For that, I couldn’t blame her. I hadn’t known it even existed until about a week ago, and even the Skipper didn’t seem convinced it had any strategic importance.
“The only reason we’re taking this planet,” he’d confided to the platoon leaders gathered aroun
d an overturned spool of superconductive cable outside the headquarters tent, “is that there are human colonists still alive on it. It’s a wildcat colony, established by an independent mining cooperative that came out here without authorization and started digging for iridium on one of the moons of the interior-system gas giant. It wasn’t habitable, but the larger moon is, and parts of it have a pretty temperate climate, so they made their home there and started breeding cattle and growing luxury crops.”
He’d sniffed in disdain, casting a baleful glare at the holographic projection of the single—well, not city, more like a town, barely as big as the tiny section of Tijuana where I was born—hovering over the portable field display on top of the metal spool.
“The Tahni only bothered to take it because it was the last system on the way to Silvanus and the iridium mines were handy for their fabricators to manufacture weapons and drive components for their fleet. Why they’re trying to hold onto it, God only knows. The spooks believe it’s a sort of religious imperative with them not to give up a living world once they’ve taken it, but I think they’re just guessing. They’re aliens, and what we would think of as foolishly stubborn, they might consider perfectly reasonable. We could and probably should just bypass it, but it wouldn’t look good for the politicians if they left a bunch of colonists, even outlaw colonists, in Tahni hands.”
“There can’t be that many Tahni troops on Vistula though, can there?” Lt. Cano had asked, worry pinching folds beside his eyes. “Not by this point, right? I mean, it’s just a resupply base….”

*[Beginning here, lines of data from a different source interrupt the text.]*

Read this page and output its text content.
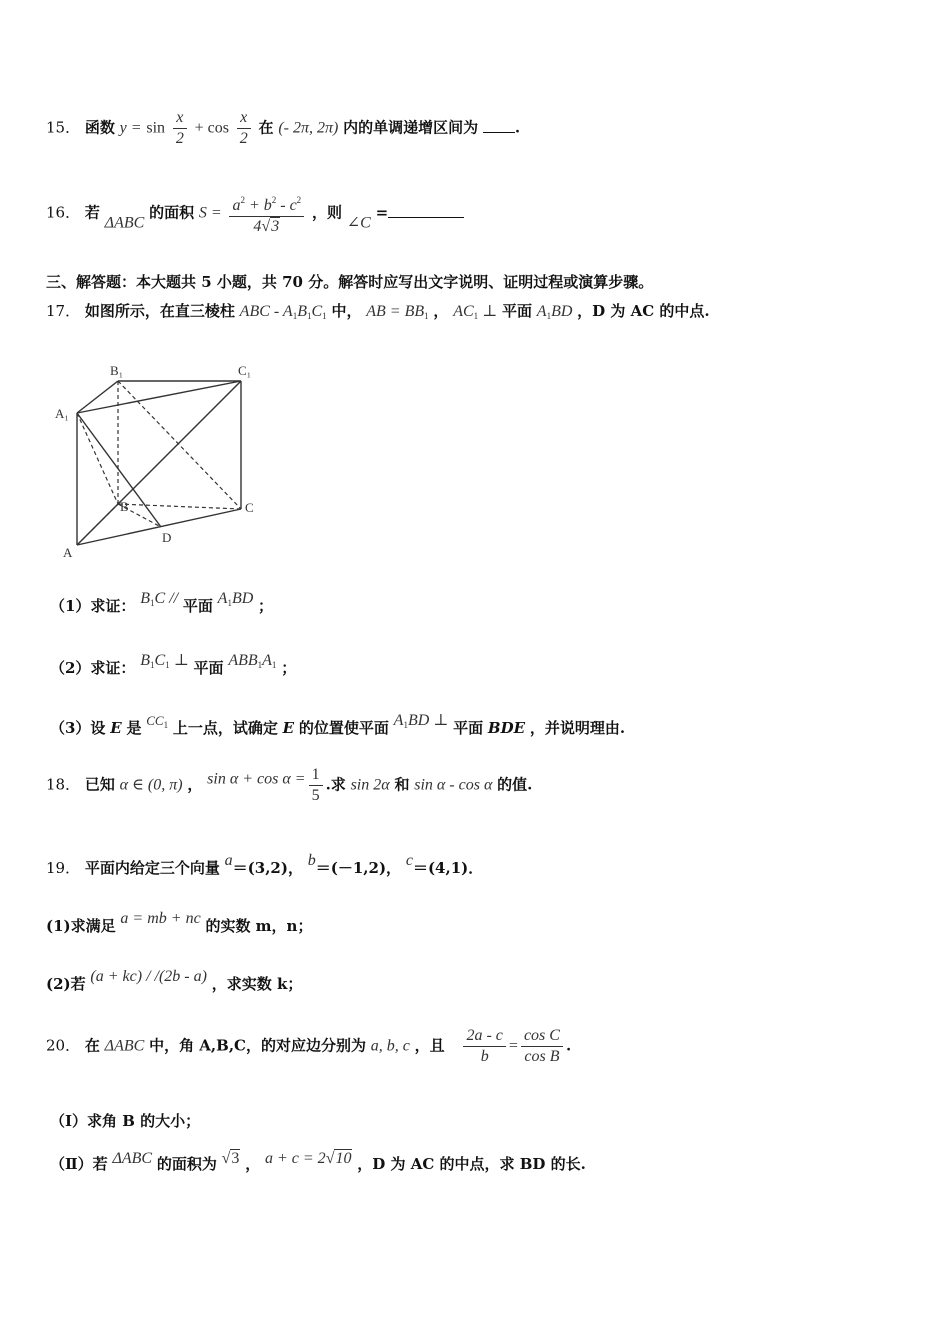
15． 函数 $y = \sin \frac{x}{2} + \cos \frac{x}{2}$ 在 (- 2π, 2π) 内的单调递增区间为 .
16． 若 ΔABC 的面积 $S = \frac{a^2 + b^2 - c^2}{4√3}$ ，则 ∠C =
三、解答题：本大题共 5 小题，共 70 分。解答时应写出文字说明、证明过程或演算步骤。
17． 如图所示，在直三棱柱 ABC - $A_1B_1C_1$ 中， AB = $BB_1$ ， $AC_1$ ⊥ 平面 $A_1BD$ ，D 为 AC 的中点.
B₁	C₁
A₁
B	C
A
D
（1）求证： $B_1C$ // 平面 $A_1BD$ ；
（2）求证： $B_1C_1$ ⊥ 平面 $ABB_1A_1$ ；
（3）设 E 是 $CC_1$ 上一点，试确定 E 的位置使平面 $A_1BD$ ⊥ 平面 BDE ，并说明理由.
18． 已知 α ∈ (0, π) ， $\sin \alpha + \cos \alpha = \frac{1}{5}$ .求 sin 2α 和 sin α - cos α 的值.
19． 平面内给定三个向量 a＝(3,2)， b＝(－1,2)， c＝(4,1)．
(1)求满足 a = mb + nc 的实数 m，n；
(2)若 (a + kc) / /(2b - a) ，求实数 k；
20． 在 ΔABC 中，角 A,B,C，的对应边分别为 a, b, c ，且 $\frac{2a - c}{b} = \frac{\text{cos C}}{\text{cos B}}$ .
（Ⅰ）求角 B 的大小；
（Ⅱ）若 ΔABC 的面积为 √3 ， a + c = 2√10 ，D 为 AC 的中点，求 BD 的长.
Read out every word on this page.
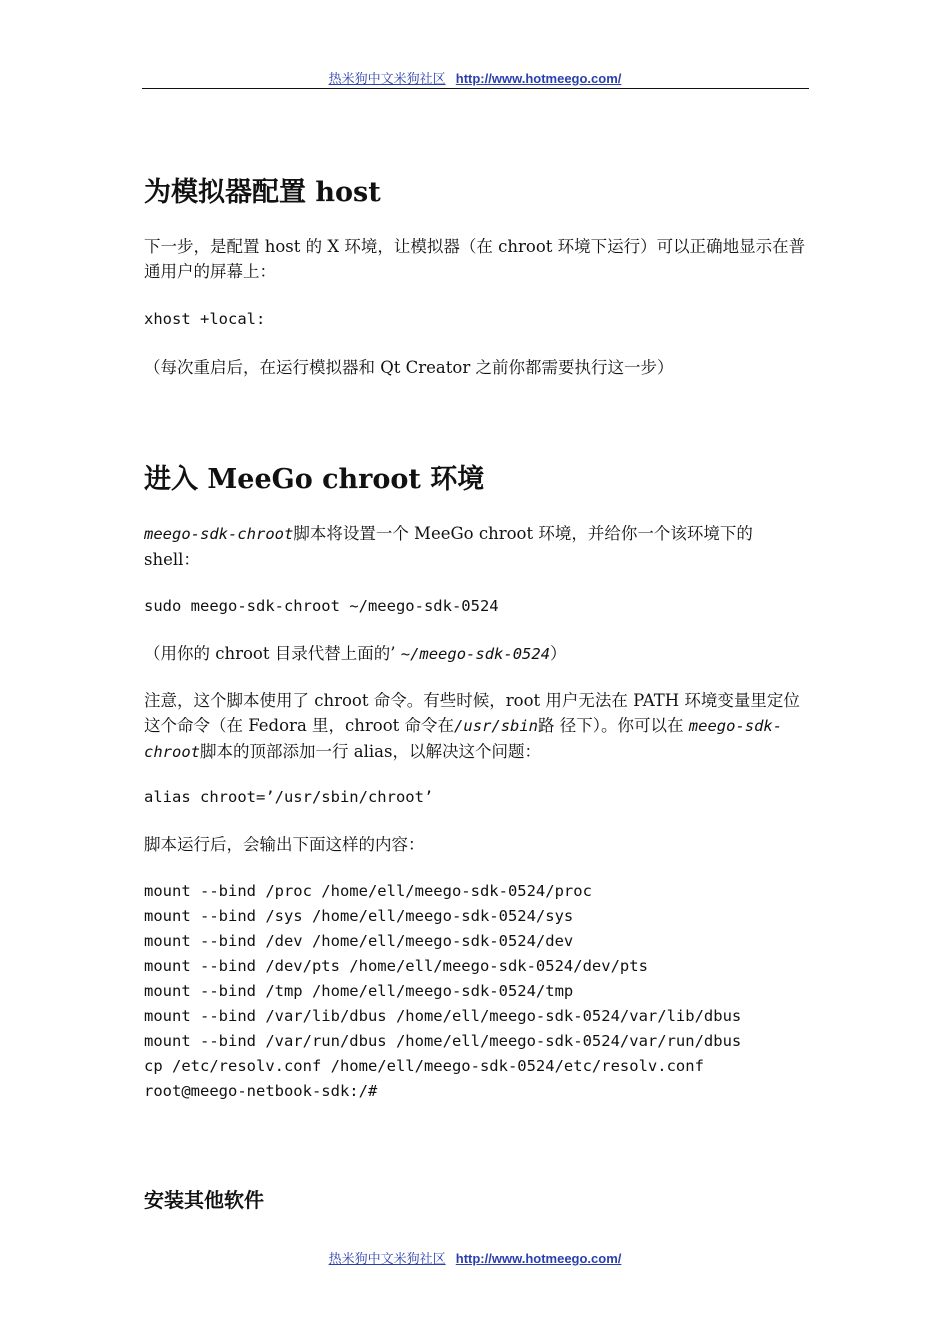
热米狗中文米狗社区 http://www.hotmeego.com/
为模拟器配置 host

下一步，是配置 host 的 X 环境，让模拟器（在 chroot 环境下运行）可以正确地显示在普通用户的屏幕上：

xhost +local:

（每次重启后，在运行模拟器和 Qt Creator 之前你都需要执行这一步）

进入 MeeGo chroot 环境

meego-sdk-chroot脚本将设置一个 MeeGo chroot 环境，并给你一个该环境下的 shell：

sudo meego-sdk-chroot ~/meego-sdk-0524

（用你的 chroot 目录代替上面的’ ~/meego-sdk-0524）

注意，这个脚本使用了 chroot 命令。有些时候，root 用户无法在 PATH 环境变量里定位这个命令（在 Fedora 里，chroot 命令在/usr/sbin路 径下）。你可以在 meego-sdk-chroot脚本的顶部添加一行 alias，以解决这个问题：

alias chroot=’/usr/sbin/chroot’

脚本运行后，会输出下面这样的内容：

mount --bind /proc /home/ell/meego-sdk-0524/proc
mount --bind /sys /home/ell/meego-sdk-0524/sys
mount --bind /dev /home/ell/meego-sdk-0524/dev
mount --bind /dev/pts /home/ell/meego-sdk-0524/dev/pts
mount --bind /tmp /home/ell/meego-sdk-0524/tmp
mount --bind /var/lib/dbus /home/ell/meego-sdk-0524/var/lib/dbus
mount --bind /var/run/dbus /home/ell/meego-sdk-0524/var/run/dbus
cp /etc/resolv.conf /home/ell/meego-sdk-0524/etc/resolv.conf
root@meego-netbook-sdk:/#
安装其他软件
热米狗中文米狗社区 http://www.hotmeego.com/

“There likely won’t be any starships, but I’m sure they’ll still have plenty of cargo shuttles. And they’ve been there long enough to rig up weapons for them. As for ground troops….” Covington’s eyebrow had arched in the “you-should-know-better” expression that all of us were so familiar with. “The Tahni have never been reticent about leaving their soldiers to die in meaningless rear-guard actions, and I doubt they’ll start here. There’s sure to be at least a battalion of conventional soldiers to run the resupply base and the fabrication facility, maybe as much as a full brigade. They’re sure to have Shock Troopers, but as for High Guard suits….” He’d shrugged. “None of the Scout Service drones have reported any, but they’re taking snapshots from a few hundred thousand kilometers away before Transitioning out again, so the odds are, they wouldn’t see them even if there was a whole battalion of them. As always, hope for the best, prepare for the worst. We ship out in forty hours and Transition time will be about five days subjective. We’ll use as much of that for simulator time as we can.” He’d nodded back to where we’d established the temporary barracks, in what had been the Tahni troop quarters and, before that, some government building for storing heavy machinery. There’d been a lot of dried blood inside that building and hosing it off had taken the better part of a day, but no one had minded the extra work. “Go tell your people. Give them the rest of today off, then we start loading our gear first thing in the morning.”